Résumé de la décision
La cour administrative d'appel de Bordeaux a rejeté le pourvoi de M. et Mme B..., qui contestaient des majorations d'impôt sur le revenu imposées par l'administration à la suite d'un examen de leur situation fiscale, impliquant des détournements de fonds réalisés par Mme B... au détriment de sociétés dont elle était directrice. Les majorations, quant à elles, étaient justifiées par des manœuvres frauduleuses, conformément à l'article 1729 du Code général des impôts. La Cour a confirmé que les pénalités pouvaient être appliquées au foyer fiscal commun, même si une seule des personnes concernées avait commis les actes fautifs.
Arguments pertinents
1. Droit à un procès équitable : La décision fait référence à l'article 6 de la Convention européenne de sauvegarde des droits de l'homme, soulignant que les pénalités fiscales, similaires à des accusations pénales, doivent respecter le principe de présomption d'innocence. Malgré cela, la cour a jugé que le principe de personnalité des peines ne s'opposait pas à l'application de charges fiscales communes au couple, lorsque les agissements reprochés se limitent à un seul des conjoints.
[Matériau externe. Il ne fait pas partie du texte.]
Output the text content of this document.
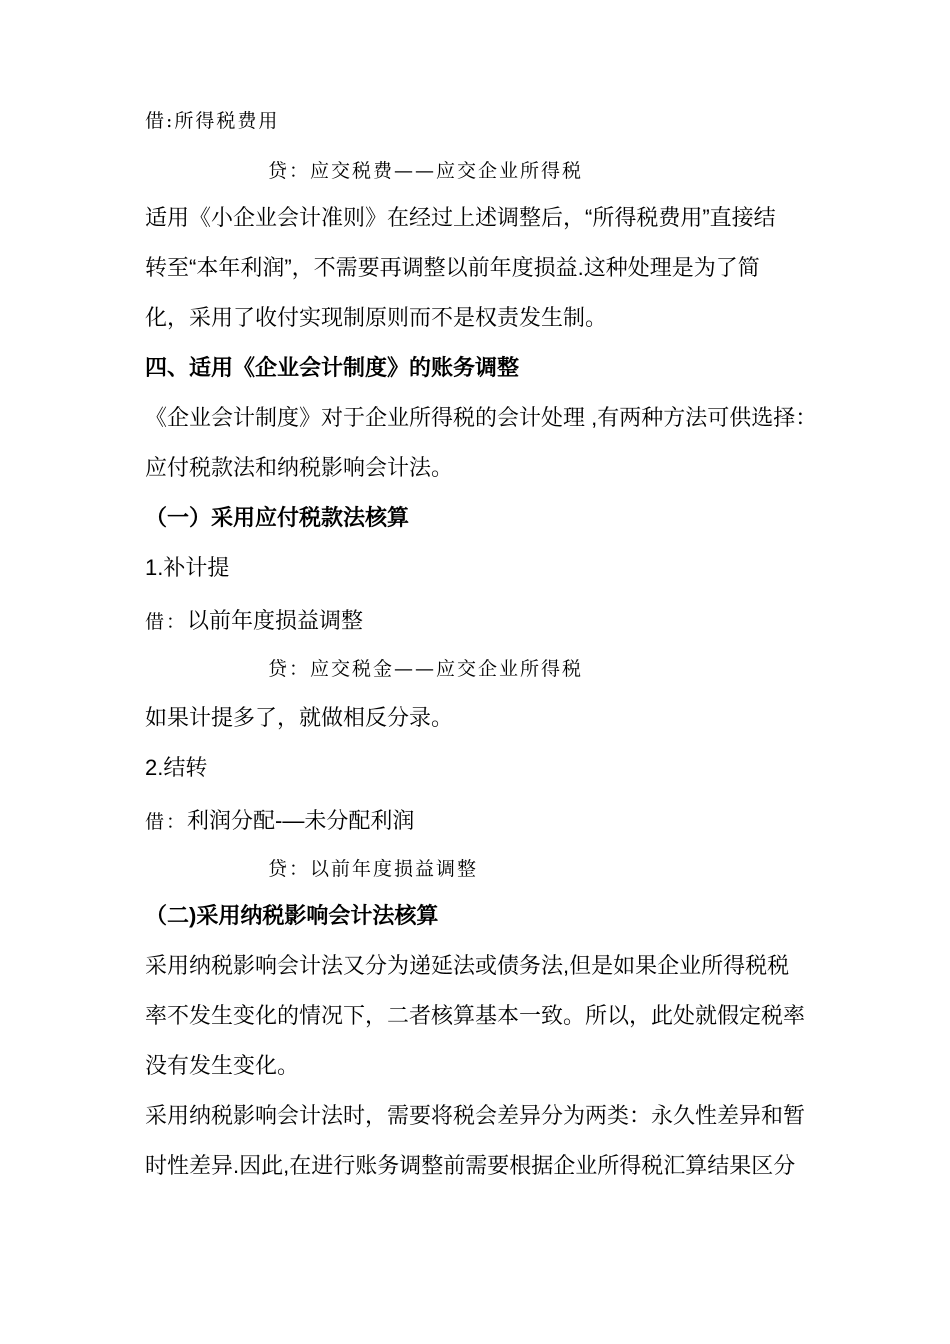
借:所得税费用
贷：应交税费——应交企业所得税
适用《小企业会计准则》在经过上述调整后，“所得税费用”直接结
转至“本年利润”，不需要再调整以前年度损益.这种处理是为了简
化，采用了收付实现制原则而不是权责发生制。
四、适用《企业会计制度》的账务调整
《企业会计制度》对于企业所得税的会计处理 ,有两种方法可供选择：
应付税款法和纳税影响会计法。
（一）采用应付税款法核算
1.补计提
借：以前年度损益调整
贷：应交税金——应交企业所得税
如果计提多了，就做相反分录。
2.结转
借：利润分配-—未分配利润
贷：以前年度损益调整
（二)采用纳税影响会计法核算
采用纳税影响会计法又分为递延法或债务法,但是如果企业所得税税
率不发生变化的情况下，二者核算基本一致。所以，此处就假定税率
没有发生变化。
采用纳税影响会计法时，需要将税会差异分为两类：永久性差异和暂
时性差异.因此,在进行账务调整前需要根据企业所得税汇算结果区分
> « Lorsqu'elle assortit des cotisations supplémentaires d'impôt sur le revenu d'une majoration tendant à réprimer le comportement d'un contribuable, l'administration est tenue de respecter le principe de personnalité des peines […] . »
2. Imposition commune : Le jugement souligne également que, selon les dispositions du Code général des impôts, les déclarations fiscales des couples mariés sont à effectuer de manière conjointe. Ainsi, malgré la nature répréhensible des agissements, les sanctions peuvent être supportées par l'ensemble du foyer fiscal.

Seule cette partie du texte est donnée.